Perchè è uno stronzo figlio di puttana e non capisco se è una presa per il culo o no. Sono certa sia convinto che io e te si abbia una storia segreta.

Si Tebe, lo penso anche io. Ma sono sicurissimo che non è una presa per il culo, davvero. Anche io lo vedo spesso come un borioso figlio di puttana ma altre volte lo vedo tutto l'opposto.
Credo sia un pò geloso del nostro rapporto e vorrebbe avere anche lui la stessa confidenza , ma ovviamente non lo reputa professionale anche se con te e si è sempre comportato in maniera diversa che con tutti.
_

mah...

comunque adesso ho deciso di scrivere per queste tre settimane le mie pene d'ammmmmmmmmmmore per un forumista.
Non saprete mai chi è, e in effetti nemmeno lui sospetta di essere diventato il mio sogno erotico maximo via pc.
Me lo vedo alto. Capelli scuri, occhi scuri, compatto un pò randagio.
Quando scrive praticamente ho degli orgasmi multipli e penso cose inenarrabili su cosa gli farei.
I miei soliti film porno in sostanza.

Insomma....metterò una nuova categoria dal titolo...boh...Amori segreti?
(talmente segreti che sto poveretto non se ne è nemmeno accorto che sono virtualmente innamorata di lui..)


----------



## Minerva (24 Agosto 2012)

scusa , tebe, ma questo dire non dire mi pare stupidino.
è voluta dirai , se ti conosco un po' , ma rimane stupidino lo stesso.
piuttosto : come stai?
siamo passati dal rischio ricovero d'urgenza alla forma perfetta ...ma cosa aveva procurato il malanno?
tutto a posto?


----------



## Ultimo (24 Agosto 2012)

Tebe.... sai che sono Siculo no ?


----------



## Minerva (24 Agosto 2012)

chi è , gioi?


----------



## Tebe (24 Agosto 2012)

Minerva;bt5357 ha detto:
			
		

> s*cusa , tebe, ma questo dire non dire mi pare stupidino.
> è voluta dirai , se ti conosco un po' , ma rimane stupidino lo stesso.*
> piuttosto : come stai?
> siamo passati dal rischio ricovero d'urgenza alla forma perfetta ...ma cosa aveva procurato il malanno?
> tutto a posto?


parli del mio amore segreto?
ma non lo voglio dire davvero! Se no che segreto è! E poi comunque lui non si è accorto di niente, quindi mi posso fare tutti i film che voglio!

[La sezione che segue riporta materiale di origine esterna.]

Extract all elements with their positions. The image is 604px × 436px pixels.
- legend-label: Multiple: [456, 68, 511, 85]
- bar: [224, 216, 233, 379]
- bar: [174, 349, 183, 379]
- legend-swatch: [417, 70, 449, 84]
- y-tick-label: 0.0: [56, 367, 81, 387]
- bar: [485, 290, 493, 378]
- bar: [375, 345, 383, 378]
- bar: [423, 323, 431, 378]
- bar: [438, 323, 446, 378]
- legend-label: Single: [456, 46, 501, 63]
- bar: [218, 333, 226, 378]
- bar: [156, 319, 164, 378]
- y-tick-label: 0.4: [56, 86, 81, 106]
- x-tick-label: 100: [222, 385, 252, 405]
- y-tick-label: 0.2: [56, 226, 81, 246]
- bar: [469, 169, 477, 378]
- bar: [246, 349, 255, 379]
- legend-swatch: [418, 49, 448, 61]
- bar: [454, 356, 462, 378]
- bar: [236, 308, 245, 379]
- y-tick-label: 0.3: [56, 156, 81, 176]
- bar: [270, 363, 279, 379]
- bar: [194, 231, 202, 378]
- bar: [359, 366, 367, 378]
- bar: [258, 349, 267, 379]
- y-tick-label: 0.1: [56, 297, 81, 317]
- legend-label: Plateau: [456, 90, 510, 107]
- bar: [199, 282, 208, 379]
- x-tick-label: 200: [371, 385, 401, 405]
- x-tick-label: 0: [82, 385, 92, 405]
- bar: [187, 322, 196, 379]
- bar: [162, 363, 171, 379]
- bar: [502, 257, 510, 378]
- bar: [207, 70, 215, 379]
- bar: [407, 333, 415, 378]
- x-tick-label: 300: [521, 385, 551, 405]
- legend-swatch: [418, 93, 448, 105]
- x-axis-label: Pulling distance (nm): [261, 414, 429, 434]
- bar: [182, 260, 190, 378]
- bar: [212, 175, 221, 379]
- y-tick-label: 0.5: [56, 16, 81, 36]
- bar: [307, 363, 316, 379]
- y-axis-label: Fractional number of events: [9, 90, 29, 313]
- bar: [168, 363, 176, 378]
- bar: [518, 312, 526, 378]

Come sto...benino. Sono ancora sottopeso e ho rifatto le analisi delle urine qualche giorno fa e sono risultate a posto. Infezione debellata, anche se è rimasta un mistero. 
Analisi del sangue ok, tranne gli esami ormonali. Quelli sballati totale. Prossima settimana vado dal gine a farglieli vedere, magari potrebbe essere una causa delle mie febbre improvvise e delle mie infezioni misteriose.


Devo ammettere però che non mi sono mai sentita così stanca e "malata" come in questi ultimi mesi.Faccio fatica davvero a fare tutto. Tranne curare i miei animali e i miei fiori.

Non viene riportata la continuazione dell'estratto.